This is a placeholder as I develop the surveys that should be done instead of the planned “visual preference survey”. I only want to make three points.
1) We should learn what we can from Falls Church.
Falls Church has already gone through this process. It has been a great financial success for Falls Church government (pdf) . But I have heard from two different sources that Falls Church residents are not at all happy with their big new mixed-used buildings, and refer to their central business district as “the canyon” or “the cavern”, depending on whom you talk to.
Why not ask the citizens of Falls Church what they think, what they would avoid if they could, and in general, what they would do differently? Why not learn from the mistakes, if any, that Falls Church City government made, from their citizens’ perspective?
2) We need to have a realistic survey of Town of Vienna residents.
Based on public participation, 444 Maple West and MAC in general are both hugely unpopular. By contrast, while there was some grumbling about Church Street, there was never the sort of uprising we are seeing for MAC and Maple Avenue. Does that public participation really match the sentiment of the average resident or voter in Vienna?
The Town has done surveys before, but they presented MAC and the surrounding issues in a “motherhood and apple pie” way. Given how they presented the issue, it’s unsurprising that they got the positive responses that they did.
Given the Town Council’s reluctance to make structural changes to MAC, the question that probably most needs to be asked is: Will you vote people off the Town Council if they pass more of these big MAC buildings? To date, the five pro-MAC town council members (all EXCEPT Majdi and Springsteen) appear unswayed by 1000 signatures on an anti-MAC petition and more than 100 anti-MAC citizen speakers at various meetings. Maybe if they see a survey of probable voters they’ll take notice.
3) The Town’s planned visual preference survey and resulting “guidelines”, by themselves, will be useless for constraining the size of MAC buildings.
How can I be sure of that? How can I be sure that “guidelines” showing modest-sized buildings will have no impact? Because that’s what we already have. If that worked, we wouldn’t be here now.
Click here to see the web page where I copied out every illustration in the MAC statute.
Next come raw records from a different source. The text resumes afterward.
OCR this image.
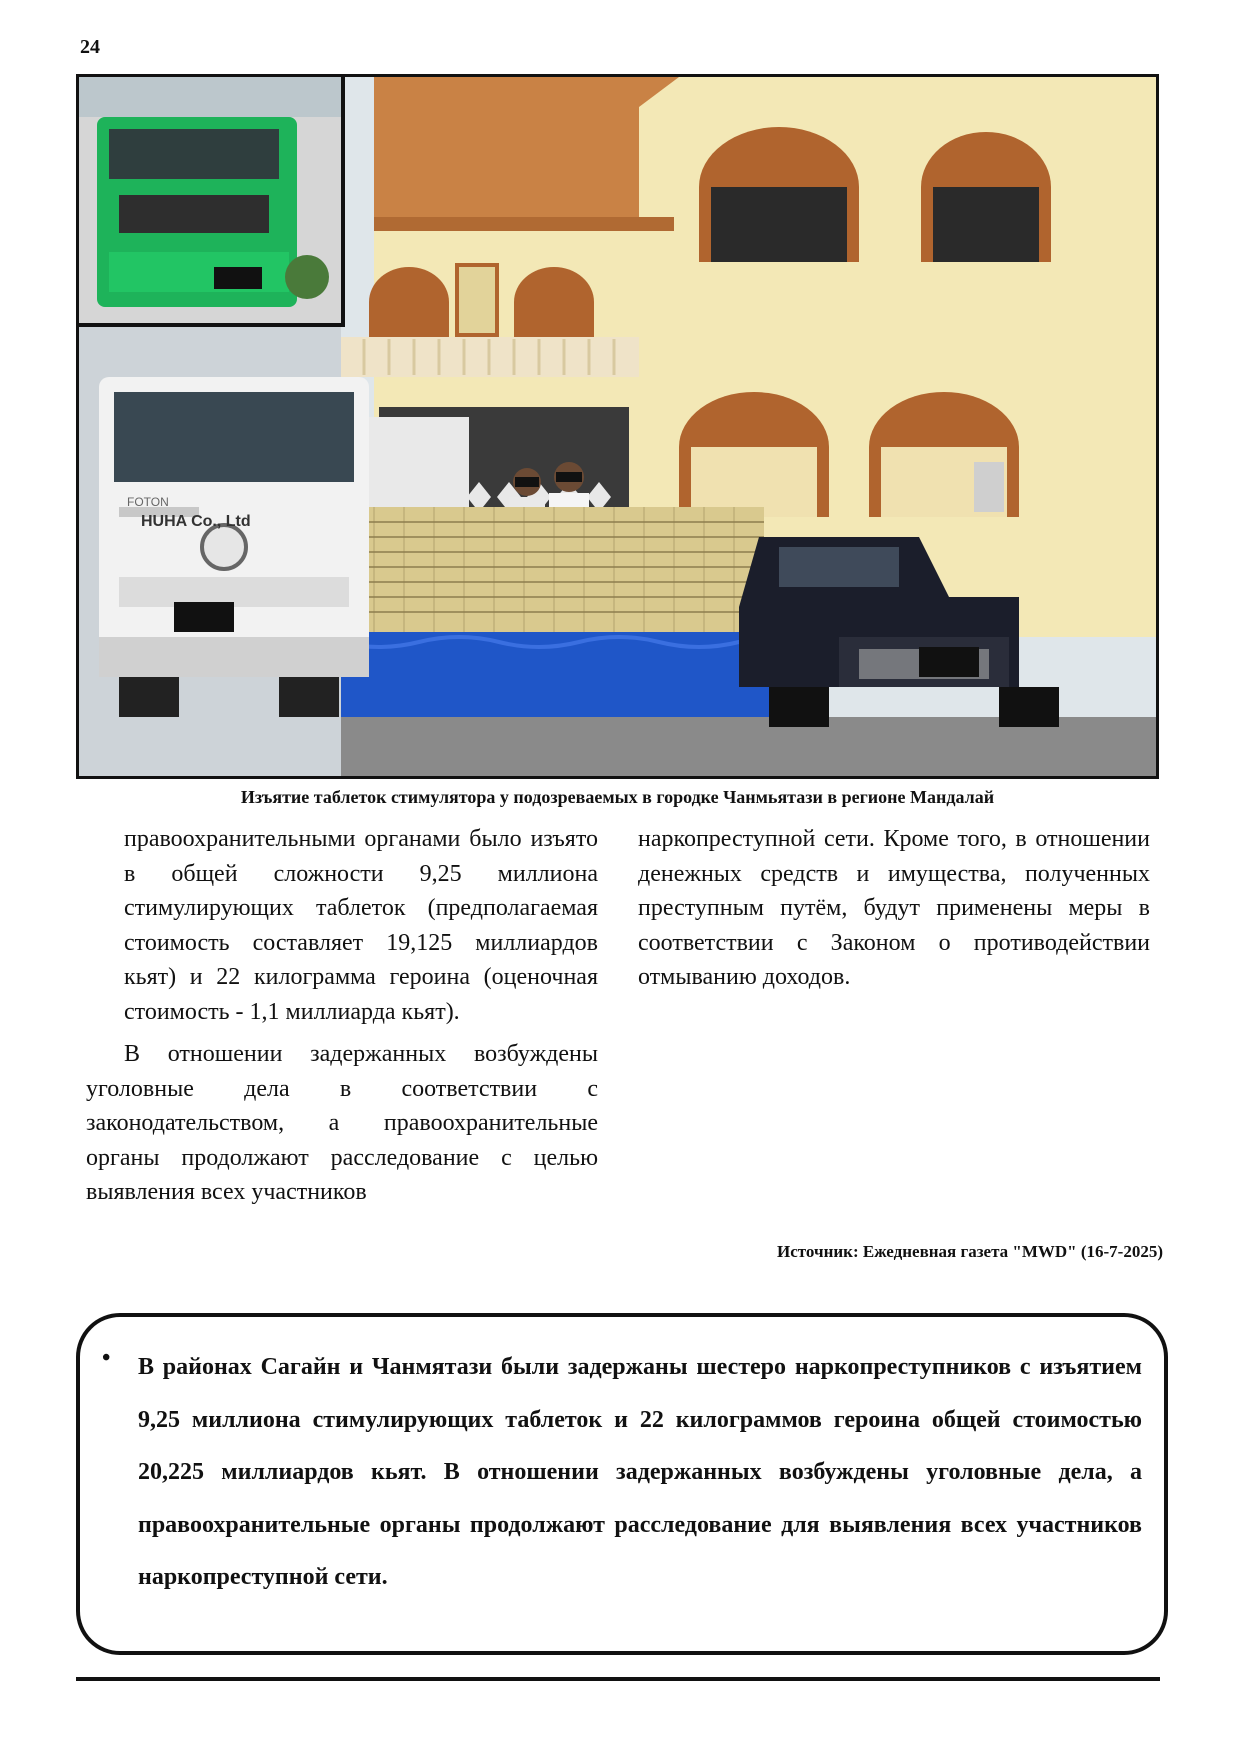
24
FOTON
HUHA Co., Ltd
Изъятие таблеток стимулятора у подозреваемых в городке Чанмьятази в регионе Мандалай

правоохранительными органами было изъято в общей сложности 9,25 миллиона стимулирующих таблеток (предполагаемая стоимость составляет 19,125 миллиардов кьят) и 22 килограмма героина (оценочная стоимость - 1,1 миллиарда кьят).

В отношении задержанных возбуждены уголовные дела в соответствии с законодательством, а правоохранительные органы продолжают расследование с целью выявления всех участников

наркопреступной сети. Кроме того, в отношении денежных средств и имущества, полученных преступным путём, будут применены меры в соответствии с Законом о противодействии отмыванию доходов.

Источник: Ежедневная газета "MWD" (16-7-2025)
• В районах Сагайн и Чанмятази были задержаны шестеро наркопреступников с изъятием 9,25 миллиона стимулирующих таблеток и 22 килограммов героина общей стоимостью 20,225 миллиардов кьят. В отношении задержанных возбуждены уголовные дела, а правоохранительные органы продолжают расследование для выявления всех участников наркопреступной сети.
Every illustration that the Town used as part of MAC law was of nice little modest buildings. Let me just toss in a few right here — these are right out of the MAC statute. If MAC buildings actually looked like this, citizens would not be up in arms about it.
So: We already have visual guidelines written into the law, and they did exactly squat to constrain the size of MAC buildings. Why would any rational person think that more of such guidelines would somehow be effective? If the law explicitly says buildings can be 62′ tall (115% of 54′), but you also have some pictures of buildings that are less than that, which do you think will have force of law?
In short, the survey-centered plan that the Town has revealed so far ain’t gonna cut it, in terms of fixing the law. If it results in changes to the actual requirements in the MAC statute, then it might have an effect. But that’s just an “if” at this point. Pictures by themselves have already been proven ineffective in constraining the size of the buildings. And in addition, visual guidelines can’t address other items such as the completely ineffective open-space provision, or the impossibility of doing affordable housing under MAC as written.